Il s’écarta alors pour faire place à la jeune femme dont l’entrée fit sensation. Somptueusement vêtue de drap d’or, de velours noir et de satin blanc, le rubis « Naxos » étincelant sur la blancheur de sa gorge - elle ne portait que ce seul bijou ! -, elle fit avec grâce les trois révérences rituelles pour un monarque. Avec un sourire, le roi quitta son siège pour la relever de la troisième.

- Je suis infiniment heureux de votre visite, ma chère Aurore ! Vous êtes belle à miracle ce soir mais j’espérais, je l’avoue, vous voir au couronnement !

Heureuse de retrouver la flamme d’autrefois, elle lui sourit de tout son cœur puis, se retournant, prit l’une des menottes de son fils qu’Ulrica posait à terre en gardant l’autre.

- Puis-je présenter à Votre Majesté mon fils Maurice ?

Solidement étayé de chaque côté, le bambin exécuta alors une sorte d’entrechat qui pouvait passer pour une vague ébauche de révérence tout en riant et en faisant entendre quelques sons destinés de toute évidence à exprimer sa satisfaction.

D'abord surpris et même légèrement mécontent, Auguste II ne résista pas au charme du petit bonhomme. Se penchant, il l’enleva dans ses bras puis, plantant là ses invités, fila vers une porte que deux gardes ouvrirent devant lui :

- Venez avec moi, comtesse !

Suivi d'Aurore et d’Ulrica, courant presque, il gagna la pièce qui allait lui servir de cabinet de travail quand il serait au Zamek et sans le lâcher posa l’enfant sur le bureau où celui-ci recommença ses gambades en poussant des gloussements ravis.

- Savez-vous qu’il est magnifique, comtesse ? Quel âge a-t-il ?

- Quinze mois, sire !

- Par tous les saints du Paradis, il est plus grand et plus fort que le prince royal, son demi-frère !

- Il a de qui tenir, sire ! Je crois qu’il ressemblera beaucoup à Votre Majesté !

- Il sera plus beau que moi. Il est vrai qu’avec une mère telle que vous…

Brusquement, il le reprit contre sa poitrine pour l’embrasser. Ceci fait, il tendit l’enfant à Ulrica qui considérait le roi d’un œil méfiant :

- Tenez ! Allez attendre tous les deux dans la pièce voisine. Il faut que je parle à la comtesse !

A peine, un laquais, apparu à son coup de sonnette, les eût-il emmenés, qu’il saisit Aurore dans ses bras :

- Merci ! murmura-t-il en la regardant au fond des yeux.

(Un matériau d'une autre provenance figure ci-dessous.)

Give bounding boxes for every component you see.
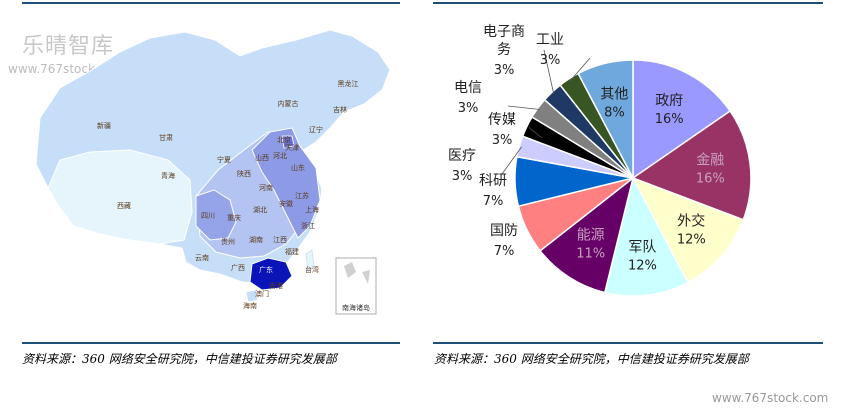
pie-label-value: 3% <box>492 133 513 148</box>
pie-slice-5 <box>539 176 635 294</box>
pie-label-name: 政府 <box>655 93 683 109</box>
pie-label-name: 国防 <box>490 223 518 239</box>
pie-labels: 政府 16% 金融 16% 外交 12% 军队 12% 能源 11% 国防 7% 科研 7% 医疗 3% 传媒 3… <box>448 24 725 273</box>
province-label: 云南 <box>195 253 209 262</box>
pie-label-value: 11% <box>576 246 605 261</box>
pie-label-value: 16% <box>655 112 684 127</box>
province-label: 香港 <box>269 281 283 290</box>
province-label: 北京 <box>277 135 291 144</box>
province-label: 广西 <box>231 263 245 272</box>
pie-label-value: 3% <box>494 63 515 78</box>
hainan-region <box>245 289 259 303</box>
pie-label-name: 能源 <box>577 227 605 243</box>
pie-slice-1 <box>632 59 732 180</box>
province-label: 湖北 <box>253 205 267 214</box>
right-top-rule <box>433 2 823 4</box>
province-label: 天津 <box>285 144 299 152</box>
province-label: 山东 <box>291 163 305 172</box>
south-china-sea-inset <box>335 257 377 315</box>
pie-label-name: 科研 <box>479 173 507 189</box>
pie-label-name: 电子商 <box>483 24 525 40</box>
beijing-region <box>281 135 295 149</box>
province-label: 陕西 <box>237 169 251 178</box>
province-label: 黑龙江 <box>338 79 359 88</box>
industry-pie-panel: 政府 16% 金融 16% 外交 12% 军队 12% 能源 11% 国防 7% 科研 7% 医疗 3% 传媒 3… <box>430 0 843 340</box>
province-label: 西藏 <box>117 201 131 210</box>
province-label: 安徽 <box>279 199 293 208</box>
province-label: 河北 <box>273 152 287 160</box>
pie-leader-lines <box>501 49 591 175</box>
pie-slice-13 <box>577 59 634 179</box>
province-label: 湖南 <box>249 235 263 244</box>
pie-leader-line <box>543 49 555 94</box>
watermark-title: 乐晴智库 <box>22 34 115 59</box>
pie-slice-3 <box>631 176 745 284</box>
pie-label-value: 8% <box>604 105 625 120</box>
pie-label-value: 12% <box>628 258 657 273</box>
pie-leader-line <box>501 146 522 175</box>
province-label: 宁夏 <box>217 155 231 164</box>
province-label: 江西 <box>273 236 287 244</box>
province-label: 浙江 <box>301 221 315 230</box>
industry-pie-chart: 政府 16% 金融 16% 外交 12% 军队 12% 能源 11% 国防 7% 科研 7% 医疗 3% 传媒 3… <box>448 24 752 297</box>
province-label: 辽宁 <box>309 125 323 134</box>
left-top-rule <box>22 2 400 4</box>
pie-slice-2 <box>631 109 752 221</box>
pie-label-name: 务 <box>497 42 511 58</box>
province-label: 台湾 <box>305 265 319 274</box>
pie-label-value: 7% <box>483 194 504 209</box>
province-label: 广东 <box>259 265 273 274</box>
sichuan-region <box>195 189 237 241</box>
left-bottom-rule <box>22 342 400 344</box>
pie-label-name: 工业 <box>536 32 564 48</box>
pie-label-value: 7% <box>494 244 515 259</box>
province-label: 甘肃 <box>159 133 173 142</box>
north-coastal-region <box>251 127 321 239</box>
province-label: 四川 <box>201 212 215 220</box>
pie-label-name: 电信 <box>454 80 482 96</box>
xizang-qinghai-region <box>47 149 193 245</box>
pie-label-value: 3% <box>458 101 479 116</box>
pie-label-value: 16% <box>696 172 725 187</box>
pie-label-value: 3% <box>452 169 473 184</box>
china-map-panel: 南海诸岛 黑龙江吉林辽宁 内蒙古新疆甘肃青海西藏 宁夏 陕西 山西 河北 北京 天津山东河南四… <box>0 0 420 340</box>
pie-leader-line <box>507 105 540 110</box>
province-label: 江苏 <box>295 191 309 200</box>
pie-label-value: 3% <box>540 53 561 68</box>
pie-label-name: 外交 <box>677 213 705 230</box>
province-label: 澳门 <box>255 289 269 298</box>
pie-leader-line <box>528 127 543 139</box>
pie-label-name: 军队 <box>628 239 656 255</box>
province-label: 青海 <box>161 171 175 180</box>
province-label: 上海 <box>305 205 319 214</box>
province-label: 海南 <box>243 301 257 310</box>
pie-leader-line <box>569 57 591 82</box>
province-label: 山西 <box>255 153 269 162</box>
pie-slice-4 <box>603 175 689 297</box>
province-label: 河南 <box>259 183 273 192</box>
taiwan-region <box>305 249 315 273</box>
province-label: 吉林 <box>333 105 347 114</box>
left-source-note: 资料来源：360 网络安全研究院，中信建投证券研究发展部 <box>22 352 337 366</box>
pie-slices <box>514 59 752 297</box>
south-china-sea-label: 南海诸岛 <box>342 303 370 312</box>
pie-label-name: 传媒 <box>488 112 516 128</box>
guangdong-region <box>249 257 293 291</box>
pie-label-name: 医疗 <box>448 148 476 164</box>
right-source-note: 资料来源：360 网络安全研究院，中信建投证券研究发展部 <box>434 352 749 366</box>
watermark-bottom-url: www.767stock.com <box>712 391 829 405</box>
province-label: 新疆 <box>97 121 111 130</box>
province-label: 内蒙古 <box>278 99 299 108</box>
right-bottom-rule <box>433 342 823 344</box>
province-label: 贵州 <box>221 237 235 246</box>
pie-label-name: 其他 <box>600 86 628 102</box>
province-label: 福建 <box>285 247 299 256</box>
pie-label-name: 金融 <box>696 153 724 169</box>
province-label: 重庆 <box>227 213 241 222</box>
south-china-sea-islands <box>344 262 370 284</box>
pie-label-value: 12% <box>677 233 706 248</box>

Je n’aurais jamais cru être aussi heureux de le voir. Il est comme toi… irrésistible !

L’instant suivant, elle crut défaillir sous un baiser qui n’avait pas grand-chose à voir avec la reconnaissance. Une onde de bonheur l’envahit. La belle histoire allait-elle recommencer ? De ses lèvres, en effet, Auguste glissait à son cou, à sa gorge, dégageant même un sein de son nid de satin. Incapable de résister à ces caresses qui lui rendaient le temps merveilleux de leurs amours, elle le laissa l'emporter dans la chambre contiguë, l’allonger sur le lit, relever ses robes et s’étendre sur elle. Elle retrouvait les sensations exquises d’autrefois, heureuse d’avoir envie de lui autant qu’il la désirait.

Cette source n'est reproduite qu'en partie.